Jury convicts Aspen man in daylong trial | AspenTimes.com

Jury convicts Aspen man in daylong trial

Wyatt Haupt Jr.
The Aspen Times
Aspen, CO Colorado

ASPEN – A jury Friday convicted an Aspen man of one misdemeanor count that stemmed from an incident in which he allegedly harassed a former lover.

Frank Charles Palmer III sat as the verdict was read in Pitkin County Court. He was convicted of violation of a protection order. The class I misdemeanor carries a penalty of up to 18 months in jail.

The four-man, two-woman jury took nearly three hours to reach its verdict. The decision was reached shortly before 9 p.m.

Palmer was acquitted of a lesser harassment count. He is to next appear in court May 12 for sentencing. Palmer is free on $10,000 bond.

Deputy District Attorney Richard Nedlin said after the jury trial he was pleased with the outcome.

“I’m glad that the jury found him guilty of the most serious of charges,” he said.

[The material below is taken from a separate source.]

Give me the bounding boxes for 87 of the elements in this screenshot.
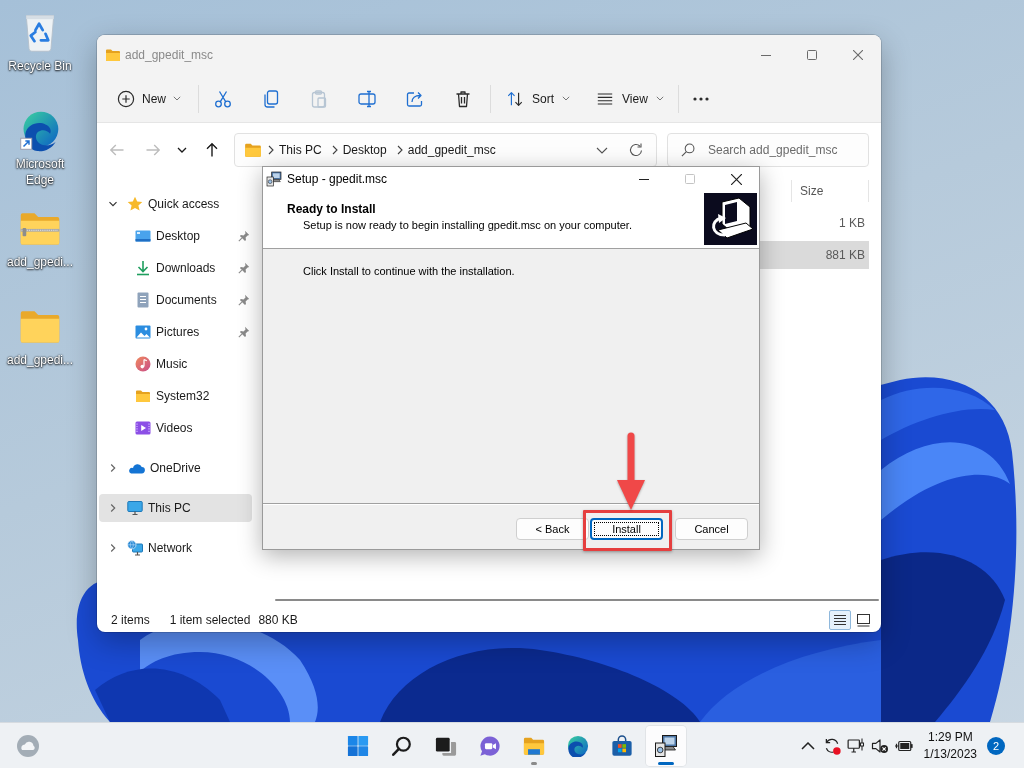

The verdict came at end of a daylong trial in which defense attorney Jeffery Wertz said the violation was a mistake not initiated by his client. He said that Palmer was at home watching a football game on Sept. 29 when a friend asked to use the telephone.

The friend, identified as Matt Franzen, testified he got distracted while using the phone and mistakenly hit a speed dial button that connected him with the victim’s office line.

Franzen said he realized the error and handed the phone to Palmer, who happened to be talking about the victim. At about the same time her voice mail engaged and recorded a six-word, four-second expletive-laced message from Palmer.

Palmer said he quickly hung up the phone. He admitted to leaving the message but said that he was “projecting” or acting out a conversation with the victim and that he did not intentionally violate the protection order.

Franzen said that he “felt horrible” about the incident. Palmer later testified that he was “very upset with Matt” about the gaffe.

Nedlin bristled at the suggestion that the scenario played out as stated. He characterized the event as the “perfect storm of all circumstances.”

Nedlin also introduced evidence, including telephone use reports from a local carrier, that showed the phone call was not made from Palmer’s home.

The trial was the first criminal case to go to a verdict in Pitkin County in recent memory.